As ferrovias da Vale atingiram o melhor desempenho em eficiência energética dos últimos dez anos, consolidando avanços relevantes na redução do consumo de diesel e das emissões de CO2. O resultado foi alcançado em 2025 e reflete uma combinação de melhorias operacionais, uso mais eficiente dos recursos e estratégias voltadas à descarbonização.
As operações da Estrada de Ferro Carajás (EFC) e da Estrada de Ferro Vitória a Minas (EFVM), responsáveis por cerca de 14% das emissões da companhia, apresentaram ganhos expressivos. Juntas, as ferrovias reduziram o consumo anual previsto de combustível em 11 milhões de litros de diesel, o que corresponde a aproximadamente 28 mil toneladas de CO2 evitadas. Em termos comparativos, o volume economizado seria suficiente para abastecer cerca de 245 mil carros populares ao longo de um ano.

Foto: Cristiano Oliveira
O avanço na eficiência energética em ferrovias está diretamente relacionado à otimização de processos e ao uso de tecnologia. O indicador considera a relação entre o consumo de combustível, a distância percorrida e o volume transportado, evidenciando ganhos operacionais relevantes. Além disso, o transporte ferroviário já apresenta vantagem ambiental significativa, podendo reduzir emissões em até 85% em comparação ao transporte rodoviário.
Segundo Carlos Medeiros, vice-presidente executivo de operações da Vale, o resultado é fruto de uma estratégia contínua de aprimoramento. “A jornada de descarbonização das nossas ferrovias passa tanto por repensar processos consolidados, quanto por buscar novas alternativas tecnológicas. Contamos com um time altamente dedicado, que vem avançando por meio de melhoria contínua, sistemas de controle sofisticados, projetos seis sigma e ações de reengenharia. Os resultados mostram, na prática, que é possível operar de forma cada vez mais eficiente e sustentável, preservando a performance e garantindo um avanço consistente na nossa agenda de redução de emissões”, afirmou.

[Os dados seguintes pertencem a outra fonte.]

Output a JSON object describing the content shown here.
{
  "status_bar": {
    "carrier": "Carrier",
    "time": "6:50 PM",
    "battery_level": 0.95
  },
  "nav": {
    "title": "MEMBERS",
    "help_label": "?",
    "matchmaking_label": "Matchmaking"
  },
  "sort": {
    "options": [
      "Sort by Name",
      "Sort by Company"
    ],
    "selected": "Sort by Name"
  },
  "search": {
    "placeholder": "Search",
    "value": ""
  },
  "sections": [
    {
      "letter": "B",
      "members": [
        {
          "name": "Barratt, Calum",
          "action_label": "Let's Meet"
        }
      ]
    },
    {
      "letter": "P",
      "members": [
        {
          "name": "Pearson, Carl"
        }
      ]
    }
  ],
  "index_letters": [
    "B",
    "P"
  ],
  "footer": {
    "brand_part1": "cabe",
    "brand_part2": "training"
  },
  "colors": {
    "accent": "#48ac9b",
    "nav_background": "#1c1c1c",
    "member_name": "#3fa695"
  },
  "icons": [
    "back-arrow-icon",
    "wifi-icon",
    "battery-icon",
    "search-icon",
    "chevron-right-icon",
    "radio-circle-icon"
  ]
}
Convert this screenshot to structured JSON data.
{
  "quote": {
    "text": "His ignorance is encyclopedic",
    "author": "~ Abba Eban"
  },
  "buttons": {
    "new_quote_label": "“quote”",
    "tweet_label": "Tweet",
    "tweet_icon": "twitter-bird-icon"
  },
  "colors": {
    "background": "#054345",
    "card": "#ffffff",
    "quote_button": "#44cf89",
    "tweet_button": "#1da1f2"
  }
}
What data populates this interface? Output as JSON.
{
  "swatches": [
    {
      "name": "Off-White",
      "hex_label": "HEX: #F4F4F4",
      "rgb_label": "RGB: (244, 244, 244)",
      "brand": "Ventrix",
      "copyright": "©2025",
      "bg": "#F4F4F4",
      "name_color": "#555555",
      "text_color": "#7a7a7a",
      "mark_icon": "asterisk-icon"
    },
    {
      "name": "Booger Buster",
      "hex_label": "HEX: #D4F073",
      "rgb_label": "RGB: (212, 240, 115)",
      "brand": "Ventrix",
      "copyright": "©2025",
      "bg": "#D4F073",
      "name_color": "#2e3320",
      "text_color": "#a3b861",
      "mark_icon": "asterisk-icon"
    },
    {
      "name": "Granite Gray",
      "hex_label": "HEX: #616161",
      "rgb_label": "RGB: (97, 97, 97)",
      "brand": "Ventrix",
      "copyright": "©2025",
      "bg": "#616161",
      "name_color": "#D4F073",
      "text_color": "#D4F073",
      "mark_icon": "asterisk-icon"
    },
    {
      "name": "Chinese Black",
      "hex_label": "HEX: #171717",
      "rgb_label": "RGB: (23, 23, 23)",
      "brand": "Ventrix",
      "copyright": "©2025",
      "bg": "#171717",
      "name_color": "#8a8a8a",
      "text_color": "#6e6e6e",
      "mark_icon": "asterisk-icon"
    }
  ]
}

Priorização de trens carregados
Entre as medidas adotadas, destaca-se a priorização da circulação de trens carregados. O centro de controle passou a incorporar critérios energéticos na definição de rotas e cruzamentos, evitando paradas desnecessárias, que aumentam o consumo de combustível.
Além disso, o mapeamento de trechos críticos permitiu identificar pontos onde paradas e arrancadas geram maior impacto energético. Com base nessa análise, foram implementadas ações para reduzir esses movimentos, especialmente em áreas mais sensíveis da malha ferroviária.
Outra estratégia relevante envolve o uso do relevo a favor da operação. Em trechos descendentes, passou a ser adotada a condução em marcha lenta, com locomotivas desligadas, permitindo que os trens mantenham a circulação sem consumo de combustível em determinados momentos.
Paralelamente, a companhia também avança na busca por alternativas aos combustíveis fósseis. Estão em andamento testes com biodiesel B30 e B50, além de estudos em parceria com a Wabtec Corporation para o desenvolvimento de motores flex (dualfuel), capazes de operar com diesel e mistura de diesel e etanol.
Além disso, a Vale avalia tecnologias de eletrificação e outros combustíveis alternativos como parte de sua estratégia de longo prazo. Em 2025, a empresa firmou acordo para testar o uso de etanol em locomotivas, ampliando as possibilidades de redução de emissões.
No âmbito da estratégia de descarbonização, a companhia mantém metas para reduzir as emissões de Escopos 1 e 2 em 33% até 2030 e alcançar emissões líquidas zero até 2050. Já em relação ao Escopo 3, que abrange a cadeia de valor, o objetivo é reduzir as emissões líquidas em 15%, combinando inovação tecnológica, parcerias e ganhos contínuos de eficiência operacional.